Not surprisingly, given the entirely voluntary nature of the program, the DOE's overtly negative attitude, and the multiple barriers placed in the way of principals, progress towards smaller classes has been nearly imperceptible. After one year of DOE's plan, average class sizes have declined by only one tenth of a student per class in K-3, and six tenths of a student per class in other grades, according to the city's own figures - not appreciably different than enrollment decline would project. At the current snail's pace, it would take ten years to reach the city's adopted goal of twenty students in grades K- 3, and thirty years to reach 23 high school students per class, rather than the four years mandated in state law.
Though the DOE claims it had slightly improved results in terms of smaller classes in high schools by the second reporting period, this is only due to approximately 4,000 students having left the rolls between the beginning of December and late January, as a result of having dropped out or being discharged from school - not an acceptable method of class size reduction.
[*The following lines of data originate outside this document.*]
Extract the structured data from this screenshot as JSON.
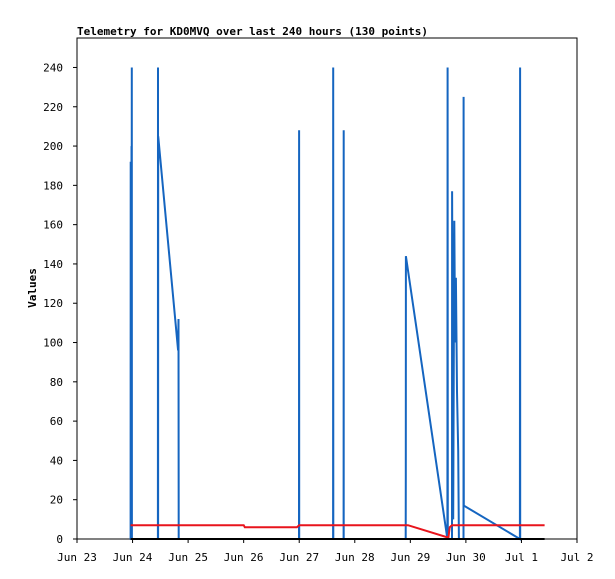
{
  "chart_data": {
    "type": "line",
    "title": "Telemetry for KD0MVQ over last 240 hours (130 points)",
    "ylabel": "Values",
    "xlabel": "",
    "xlim": [
      "2023-06-23",
      "2023-07-02"
    ],
    "ylim": [
      0,
      255
    ],
    "x_ticks": [
      "Jun 23",
      "Jun 24",
      "Jun 25",
      "Jun 26",
      "Jun 27",
      "Jun 28",
      "Jun 29",
      "Jun 30",
      "Jul 1",
      "Jul 2"
    ],
    "y_ticks": [
      0,
      20,
      40,
      60,
      80,
      100,
      120,
      140,
      160,
      180,
      200,
      220,
      240
    ],
    "grid": false,
    "colors": {
      "blue": "#1565c0",
      "red": "#e8141c",
      "black": "#000000"
    },
    "series": [
      {
        "color": "#1565c0",
        "points": [
          [
            "2023-06-23T23:10",
            0
          ],
          [
            "2023-06-23T23:12",
            192
          ],
          [
            "2023-06-23T23:14",
            0
          ],
          [
            "2023-06-23T23:30",
            0
          ],
          [
            "2023-06-23T23:33",
            200
          ],
          [
            "2023-06-23T23:36",
            40
          ],
          [
            "2023-06-23T23:40",
            240
          ],
          [
            "2023-06-23T23:43",
            0
          ],
          [
            "2023-06-24T10:58",
            0
          ],
          [
            "2023-06-24T11:00",
            240
          ],
          [
            "2023-06-24T11:02",
            0
          ],
          [
            "2023-06-24T11:05",
            205
          ],
          [
            "2023-06-24T19:40",
            96
          ],
          [
            "2023-06-24T19:50",
            112
          ],
          [
            "2023-06-24T19:55",
            0
          ],
          [
            "2023-06-26T23:55",
            0
          ],
          [
            "2023-06-26T23:57",
            208
          ],
          [
            "2023-06-27T00:00",
            0
          ],
          [
            "2023-06-27T14:38",
            0
          ],
          [
            "2023-06-27T14:40",
            240
          ],
          [
            "2023-06-27T14:42",
            0
          ],
          [
            "2023-06-27T19:10",
            0
          ],
          [
            "2023-06-27T19:12",
            208
          ],
          [
            "2023-06-27T19:14",
            0
          ],
          [
            "2023-06-28T22:00",
            0
          ],
          [
            "2023-06-28T22:02",
            32
          ],
          [
            "2023-06-28T22:06",
            144
          ],
          [
            "2023-06-29T16:00",
            0
          ],
          [
            "2023-06-29T16:05",
            240
          ],
          [
            "2023-06-29T16:10",
            0
          ],
          [
            "2023-06-29T18:00",
            0
          ],
          [
            "2023-06-29T18:02",
            177
          ],
          [
            "2023-06-29T18:30",
            10
          ],
          [
            "2023-06-29T19:00",
            162
          ],
          [
            "2023-06-29T19:20",
            100
          ],
          [
            "2023-06-29T19:40",
            133
          ],
          [
            "2023-06-29T20:10",
            75
          ],
          [
            "2023-06-29T20:40",
            45
          ],
          [
            "2023-06-29T21:00",
            0
          ],
          [
            "2023-06-29T22:58",
            0
          ],
          [
            "2023-06-29T23:00",
            225
          ],
          [
            "2023-06-29T23:05",
            17
          ],
          [
            "2023-06-30T23:20",
            0
          ],
          [
            "2023-06-30T23:22",
            120
          ],
          [
            "2023-06-30T23:25",
            240
          ],
          [
            "2023-06-30T23:28",
            0
          ]
        ]
      },
      {
        "color": "#e8141c",
        "points": [
          [
            "2023-06-23T23:10",
            7
          ],
          [
            "2023-06-26T00:00",
            7
          ],
          [
            "2023-06-26T00:30",
            6
          ],
          [
            "2023-06-26T23:00",
            6
          ],
          [
            "2023-06-27T00:00",
            7
          ],
          [
            "2023-06-28T23:00",
            7
          ],
          [
            "2023-06-29T15:30",
            1
          ],
          [
            "2023-06-29T16:30",
            1
          ],
          [
            "2023-06-29T17:00",
            6
          ],
          [
            "2023-06-29T18:00",
            7
          ],
          [
            "2023-07-01T10:00",
            7
          ]
        ]
      },
      {
        "color": "#000000",
        "points": [
          [
            "2023-06-23T23:10",
            0
          ],
          [
            "2023-07-01T10:00",
            0
          ]
        ]
      }
    ]
  }
}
The DOE's failure to achieve significant improvement in class size results from multiple inherent weaknesses of the city's plan: its purely voluntary nature, the fact that principals have been given no specific class size goals to achieve, the way in which insufficient funds have been targeted to achieve these ends, and the manner in which the DOE undermines the possibility of real progress towards smaller classes through their own policies.
For example, 27 percent of principals said that overcrowding at their schools has been exacerbated by DOE having placed new schools or programs in their buildings. Yet DOE intends to add 70 more small schools or charter schools next year, the vast majority within our existing already overcrowd- ed public school infrastructure. Every new school inserted into an existing school building eats up valuable classroom space that could otherwise be used to reduce class size with new administrative offices and cluster rooms.
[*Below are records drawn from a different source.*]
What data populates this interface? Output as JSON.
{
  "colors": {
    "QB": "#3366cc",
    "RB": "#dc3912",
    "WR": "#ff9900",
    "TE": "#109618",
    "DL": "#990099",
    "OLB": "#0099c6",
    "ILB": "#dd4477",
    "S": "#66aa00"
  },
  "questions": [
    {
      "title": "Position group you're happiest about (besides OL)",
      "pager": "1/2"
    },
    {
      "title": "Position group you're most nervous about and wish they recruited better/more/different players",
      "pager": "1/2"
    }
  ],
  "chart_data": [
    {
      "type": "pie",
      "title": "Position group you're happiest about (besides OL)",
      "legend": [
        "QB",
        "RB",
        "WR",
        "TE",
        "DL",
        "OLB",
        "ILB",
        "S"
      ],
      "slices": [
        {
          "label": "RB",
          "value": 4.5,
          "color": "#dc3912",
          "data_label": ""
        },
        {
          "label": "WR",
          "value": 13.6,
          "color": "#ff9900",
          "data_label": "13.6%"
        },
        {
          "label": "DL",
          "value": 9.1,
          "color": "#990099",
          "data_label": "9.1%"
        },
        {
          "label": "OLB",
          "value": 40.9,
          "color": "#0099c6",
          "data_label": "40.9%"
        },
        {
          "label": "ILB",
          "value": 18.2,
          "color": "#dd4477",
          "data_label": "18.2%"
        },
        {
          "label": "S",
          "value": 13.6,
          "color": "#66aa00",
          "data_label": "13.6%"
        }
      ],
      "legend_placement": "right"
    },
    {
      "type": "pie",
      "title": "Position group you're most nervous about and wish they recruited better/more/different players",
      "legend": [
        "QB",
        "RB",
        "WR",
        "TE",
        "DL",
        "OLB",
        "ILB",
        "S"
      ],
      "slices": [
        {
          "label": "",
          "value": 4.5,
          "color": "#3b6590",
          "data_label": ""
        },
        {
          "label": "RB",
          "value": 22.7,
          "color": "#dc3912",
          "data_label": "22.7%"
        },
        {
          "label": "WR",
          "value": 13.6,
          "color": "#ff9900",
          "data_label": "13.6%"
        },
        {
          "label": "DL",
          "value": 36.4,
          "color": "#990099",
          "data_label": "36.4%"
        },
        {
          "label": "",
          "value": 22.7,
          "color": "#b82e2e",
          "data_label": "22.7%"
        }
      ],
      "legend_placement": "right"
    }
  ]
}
A large number of principals also said in response to the survey that every time they tried to reduce class size, DOE's Office of Enrollment Planning and Operations simply sent them more students, undoing all their efforts.
In conclusion: the state needs to hold DOE accountable for allocating these funds appropriately, and for reporting how schools are using funds to hire classroom teachers to reduce class size. The state should also perform the necessary oversight to see that these funds are spent according to the letter and intent of the law, and reject DOE's attempt to finance the Leadership Academy and the teacher performance pay initiative out of C4E funds, since neither is a "new or expanded" program and neither is the sort of proven program that has been shown through research or experience to improve student learning. The state should disallow the city from inserting new schools into the buildings of low-performing schools that have not yet had reduced class size to 20 in K-3 and 23 in other grades - the ostensible goals stated in the city's plan.
Most importantly, the state must require that DOE produce and implement a real class size reduction plan, with annual class size targets, show actual reductions in class size over time in specific schools, that if enacted could be expected to achieve the goals in its plan, along with a capital plan to provide the necessary space.
Without these measures, the C4E program, along with its accountability and class size requirements, as passed into law by the State Legislature, represent a cruel fiction, raising the hopes of New York City parents, teachers, and students, without any hope of seeing them fulfilled.
I call upon the New York State Department of Education to reject the DOE's present feeble plan for class size reduction and to compel DOE to comply with State Law to reduce class size in NYC.